Recent research conducted by teams from the University of Utah, New York University, and Stanford University proposes an alternative method: gait retraining. This approach involves modifying the angle of a person's foot while walking. In a year-long randomized control trial, participants who adjusted their foot angle reported pain relief comparable to that achieved through medication. Notably, this group also exhibited reduced degradation of knee cartilage compared to those receiving a placebo treatment.

The study, published in The Lancet Rheumatology, is the first placebo-controlled trial to demonstrate the effectiveness of a biomechanical intervention for osteoarthritis. Co-led by Scott Uhlrich from the University of Utah, the research targeted patients with mild-to-moderate osteoarthritis in the medial compartment of the knee, which is the most common form of the condition. A personalized approach was employed, tailoring foot angle adjustments to individual gait patterns, which improved outcomes.

Participants underwent initial assessments involving MRI scans and gait analysis using a pressure-sensitive treadmill. The study included a sham treatment group to control for placebo effects.
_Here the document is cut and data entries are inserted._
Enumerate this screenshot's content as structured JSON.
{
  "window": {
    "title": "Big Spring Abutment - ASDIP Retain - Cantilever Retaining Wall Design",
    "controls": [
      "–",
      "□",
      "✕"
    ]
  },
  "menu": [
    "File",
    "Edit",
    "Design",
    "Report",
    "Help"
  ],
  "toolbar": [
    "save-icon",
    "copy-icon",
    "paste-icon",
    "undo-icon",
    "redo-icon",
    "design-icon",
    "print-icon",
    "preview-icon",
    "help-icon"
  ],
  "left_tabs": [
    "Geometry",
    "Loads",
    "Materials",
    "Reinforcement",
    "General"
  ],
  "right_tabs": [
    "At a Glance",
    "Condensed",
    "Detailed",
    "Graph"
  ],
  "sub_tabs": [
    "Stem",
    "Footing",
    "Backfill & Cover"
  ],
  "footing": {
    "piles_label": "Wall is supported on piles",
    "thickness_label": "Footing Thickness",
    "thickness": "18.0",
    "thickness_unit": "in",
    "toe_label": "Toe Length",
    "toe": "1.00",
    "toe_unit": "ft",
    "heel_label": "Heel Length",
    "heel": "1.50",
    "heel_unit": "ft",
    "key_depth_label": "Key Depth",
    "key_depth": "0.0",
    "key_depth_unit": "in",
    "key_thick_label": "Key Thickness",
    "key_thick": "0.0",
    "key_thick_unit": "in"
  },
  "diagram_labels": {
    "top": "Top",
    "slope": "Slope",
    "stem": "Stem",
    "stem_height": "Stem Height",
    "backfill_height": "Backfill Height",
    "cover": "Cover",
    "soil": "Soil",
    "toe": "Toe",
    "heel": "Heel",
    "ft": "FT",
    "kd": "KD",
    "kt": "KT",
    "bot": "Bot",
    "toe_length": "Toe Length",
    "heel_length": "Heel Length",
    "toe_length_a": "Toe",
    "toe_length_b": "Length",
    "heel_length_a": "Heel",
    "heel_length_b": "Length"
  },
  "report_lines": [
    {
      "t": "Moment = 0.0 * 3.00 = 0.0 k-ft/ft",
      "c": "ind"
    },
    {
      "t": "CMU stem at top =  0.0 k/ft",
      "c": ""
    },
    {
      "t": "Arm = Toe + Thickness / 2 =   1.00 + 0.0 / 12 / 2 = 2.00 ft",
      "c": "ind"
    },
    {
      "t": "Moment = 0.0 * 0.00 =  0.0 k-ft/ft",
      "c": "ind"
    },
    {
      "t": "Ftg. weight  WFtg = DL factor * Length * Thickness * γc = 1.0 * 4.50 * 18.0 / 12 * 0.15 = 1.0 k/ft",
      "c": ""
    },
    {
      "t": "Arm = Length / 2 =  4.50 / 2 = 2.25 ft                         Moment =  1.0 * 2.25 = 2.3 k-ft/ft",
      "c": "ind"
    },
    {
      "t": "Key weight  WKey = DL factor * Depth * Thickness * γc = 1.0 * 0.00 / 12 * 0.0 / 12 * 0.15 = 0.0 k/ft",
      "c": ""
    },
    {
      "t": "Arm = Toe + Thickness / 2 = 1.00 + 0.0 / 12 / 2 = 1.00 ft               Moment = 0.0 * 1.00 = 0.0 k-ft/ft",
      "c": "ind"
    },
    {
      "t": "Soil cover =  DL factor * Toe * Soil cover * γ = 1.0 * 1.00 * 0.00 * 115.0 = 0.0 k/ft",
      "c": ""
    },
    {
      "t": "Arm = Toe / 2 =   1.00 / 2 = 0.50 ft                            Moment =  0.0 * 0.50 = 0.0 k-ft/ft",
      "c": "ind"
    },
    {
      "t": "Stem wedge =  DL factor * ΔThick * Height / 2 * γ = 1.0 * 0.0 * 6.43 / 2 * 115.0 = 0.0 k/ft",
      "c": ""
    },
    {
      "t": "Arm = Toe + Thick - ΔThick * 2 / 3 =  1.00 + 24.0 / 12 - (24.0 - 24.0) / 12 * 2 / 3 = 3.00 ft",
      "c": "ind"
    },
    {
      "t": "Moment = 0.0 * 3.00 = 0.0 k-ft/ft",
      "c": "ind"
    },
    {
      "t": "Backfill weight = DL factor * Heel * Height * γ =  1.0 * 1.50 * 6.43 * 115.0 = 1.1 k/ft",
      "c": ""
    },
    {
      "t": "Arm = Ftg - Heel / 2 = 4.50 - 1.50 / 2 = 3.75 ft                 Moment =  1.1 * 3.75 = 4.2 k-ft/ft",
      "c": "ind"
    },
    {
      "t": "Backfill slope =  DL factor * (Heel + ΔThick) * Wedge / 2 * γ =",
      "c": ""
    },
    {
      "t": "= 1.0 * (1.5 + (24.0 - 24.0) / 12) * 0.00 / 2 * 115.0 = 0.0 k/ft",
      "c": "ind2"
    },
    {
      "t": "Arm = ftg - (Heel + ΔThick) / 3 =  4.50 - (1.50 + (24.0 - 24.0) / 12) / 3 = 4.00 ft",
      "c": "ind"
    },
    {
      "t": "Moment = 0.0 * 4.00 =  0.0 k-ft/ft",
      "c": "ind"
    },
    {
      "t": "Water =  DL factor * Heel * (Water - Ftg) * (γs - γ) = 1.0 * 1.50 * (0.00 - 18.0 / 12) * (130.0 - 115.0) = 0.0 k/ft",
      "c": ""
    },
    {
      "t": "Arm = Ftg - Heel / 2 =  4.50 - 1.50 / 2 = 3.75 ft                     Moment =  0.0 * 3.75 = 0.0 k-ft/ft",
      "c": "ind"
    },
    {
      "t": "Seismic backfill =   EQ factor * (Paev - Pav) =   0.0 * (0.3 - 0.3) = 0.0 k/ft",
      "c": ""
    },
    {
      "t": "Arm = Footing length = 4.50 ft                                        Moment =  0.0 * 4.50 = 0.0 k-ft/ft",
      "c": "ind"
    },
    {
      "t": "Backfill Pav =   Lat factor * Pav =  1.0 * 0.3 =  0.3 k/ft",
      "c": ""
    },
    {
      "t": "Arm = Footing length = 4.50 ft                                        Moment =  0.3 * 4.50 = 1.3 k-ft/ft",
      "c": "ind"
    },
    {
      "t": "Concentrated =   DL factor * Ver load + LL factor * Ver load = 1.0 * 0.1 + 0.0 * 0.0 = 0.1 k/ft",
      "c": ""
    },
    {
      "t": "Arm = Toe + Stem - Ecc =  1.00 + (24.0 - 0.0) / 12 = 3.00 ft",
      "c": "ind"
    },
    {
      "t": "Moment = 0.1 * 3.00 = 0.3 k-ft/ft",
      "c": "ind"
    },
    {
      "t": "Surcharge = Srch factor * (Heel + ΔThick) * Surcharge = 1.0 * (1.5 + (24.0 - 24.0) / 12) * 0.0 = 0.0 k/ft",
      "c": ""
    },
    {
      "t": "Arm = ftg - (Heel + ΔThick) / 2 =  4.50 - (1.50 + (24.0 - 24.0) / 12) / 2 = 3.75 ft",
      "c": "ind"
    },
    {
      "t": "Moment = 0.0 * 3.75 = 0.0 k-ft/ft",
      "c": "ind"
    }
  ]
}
After six weeks of training, participants were encouraged to practice their new walking pattern for at least 20 minutes daily.

The results indicated a notable decrease in pain and slower cartilage degradation in the intervention group. While participants expressed satisfaction with the intervention, researchers acknowledged that further studies are needed to streamline the gait retraining process for clinical implementation. Future developments may include using mobile technology to facilitate personalized gait adjustments in everyday settings.